Gia's motto when it comes to guys is "One and Done" and/or "Two and Through". She has spent all of her adult years fooling around with various guys, but never, ever getting serious with any of them. As the book opens, she's stranded in NYC by a snowstorm while trying to make her way to FL for Wendy and Noah's wedding. By happenstance, Noah's best friend, Bennett, is on the same flight and since he lives in NYC, he offers to get her back to the city to wait out the storm. On the way home, he stops by to check in on the restaurant he owns/operates, and Gia starts to see how honest and kind he is, and how much he loves to take care of people.

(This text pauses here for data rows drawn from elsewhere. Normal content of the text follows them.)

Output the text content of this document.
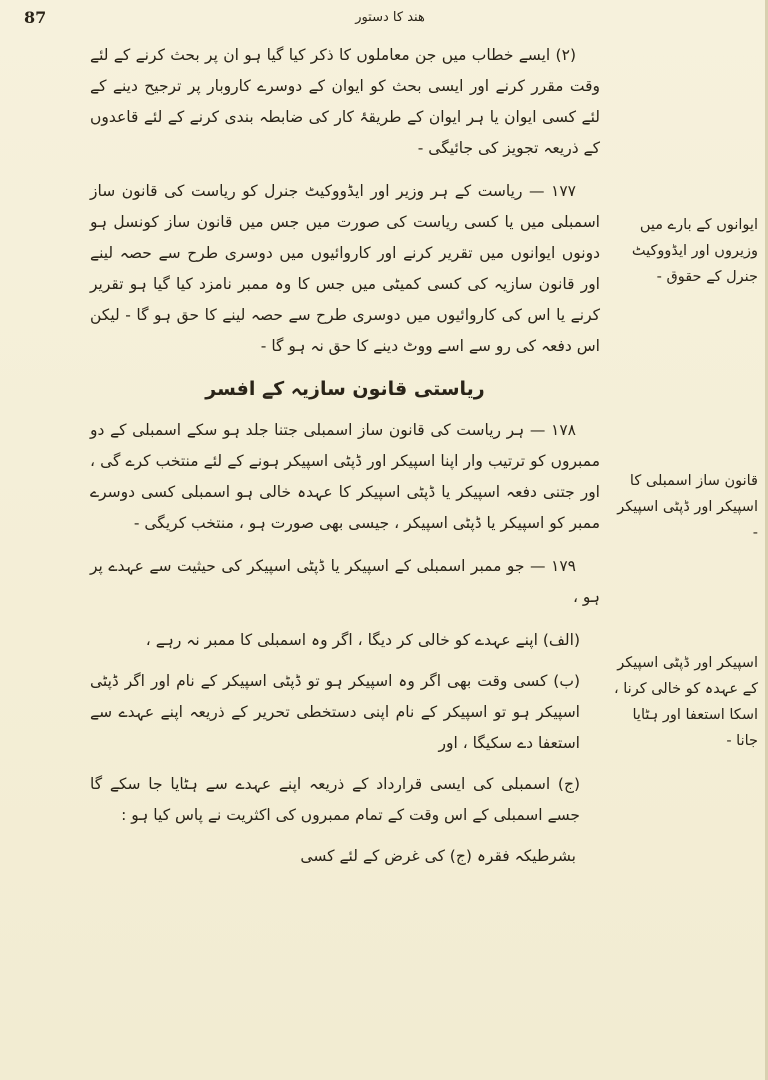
هند کا دستور
87

(۲) ایسے خطاب میں جن معاملوں کا ذکر کیا گیا ہو ان پر بحث کرنے کے لئے وقت مقرر کرنے اور ایسی بحث کو ایوان کے دوسرے کاروبار پر ترجیح دینے کے لئے کسی ایوان یا ہر ایوان کے طریقۂ کار کی ضابطہ بندی کرنے کے لئے قاعدوں کے ذریعہ تجویز کی جائیگی -

۱۷۷ — ریاست کے ہر وزیر اور ایڈووکیٹ جنرل کو ریاست کی قانون ساز اسمبلی میں یا کسی ریاست کی صورت میں جس میں قانون ساز کونسل ہو دونوں ایوانوں میں تقریر کرنے اور کاروائیوں میں دوسری طرح سے حصہ لینے اور قانون سازیہ کی کسی کمیٹی میں جس کا وہ ممبر نامزد کیا گیا ہو تقریر کرنے یا اس کی کاروائیوں میں دوسری طرح سے حصہ لینے کا حق ہو گا - لیکن اس دفعہ کی رو سے اسے ووٹ دینے کا حق نہ ہو گا -

ریاستی قانون سازیہ کے افسر

۱۷۸ — ہر ریاست کی قانون ساز اسمبلی جتنا جلد ہو سکے اسمبلی کے دو ممبروں کو ترتیب وار اپنا اسپیکر اور ڈپٹی اسپیکر ہونے کے لئے منتخب کرے گی ، اور جتنی دفعہ اسپیکر یا ڈپٹی اسپیکر کا عہدہ خالی ہو اسمبلی کسی دوسرے ممبر کو اسپیکر یا ڈپٹی اسپیکر ، جیسی بھی صورت ہو ، منتخب کریگی -

۱۷۹ — جو ممبر اسمبلی کے اسپیکر یا ڈپٹی اسپیکر کی حیثیت سے عہدے پر ہو ،

(الف) اپنے عہدے کو خالی کر دیگا ، اگر وہ اسمبلی کا ممبر نہ رہے ،

(ب) کسی وقت بھی اگر وہ اسپیکر ہو تو ڈپٹی اسپیکر کے نام اور اگر ڈپٹی اسپیکر ہو تو اسپیکر کے نام اپنی دستخطی تحریر کے ذریعہ اپنے عہدے سے استعفا دے سکیگا ، اور

(ج) اسمبلی کی ایسی قرارداد کے ذریعہ اپنے عہدے سے ہٹایا جا سکے گا جسے اسمبلی کے اس وقت کے تمام ممبروں کی اکثریت نے پاس کیا ہو :

بشرطیکہ فقرہ (ج) کی غرض کے لئے کسی

ایوانوں کے بارے میں وزیروں اور ایڈووکیٹ جنرل کے حقوق -
قانون ساز اسمبلی کا اسپیکر اور ڈپٹی اسپیکر -
اسپیکر اور ڈپٹی اسپیکر کے عہدہ کو خالی کرنا ، اسکا استعفا اور ہٹایا جانا -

The next day, they are stranded yet again. Bennett decides to rent a car and drive to FL, figuring that they will have better luck on the road. As they travel south together, their conversations start to dive deeper, and the attraction between them continues to grow. The problem though is that Bennett is starting want long-term while Gia is still pretty insistent that this can be nothing more than a short-term fling.

Gia and Bennett were great together. They had explosive chemistry and right from the start, they really seemed to be in sync. The only real conflict was in Gia's fears of opening herself up to anything more than a superficial relationship. Gia worked in an industry where she was only valued for her surface looks and she had come to see that as the only thing she had to offer anyone. Of course, Bennett saw underneath all that to the strong, vibrant, confident woman beneath the "model" mask. I was rooting for both of them all the way, and was happy to see them finally resolve their differences.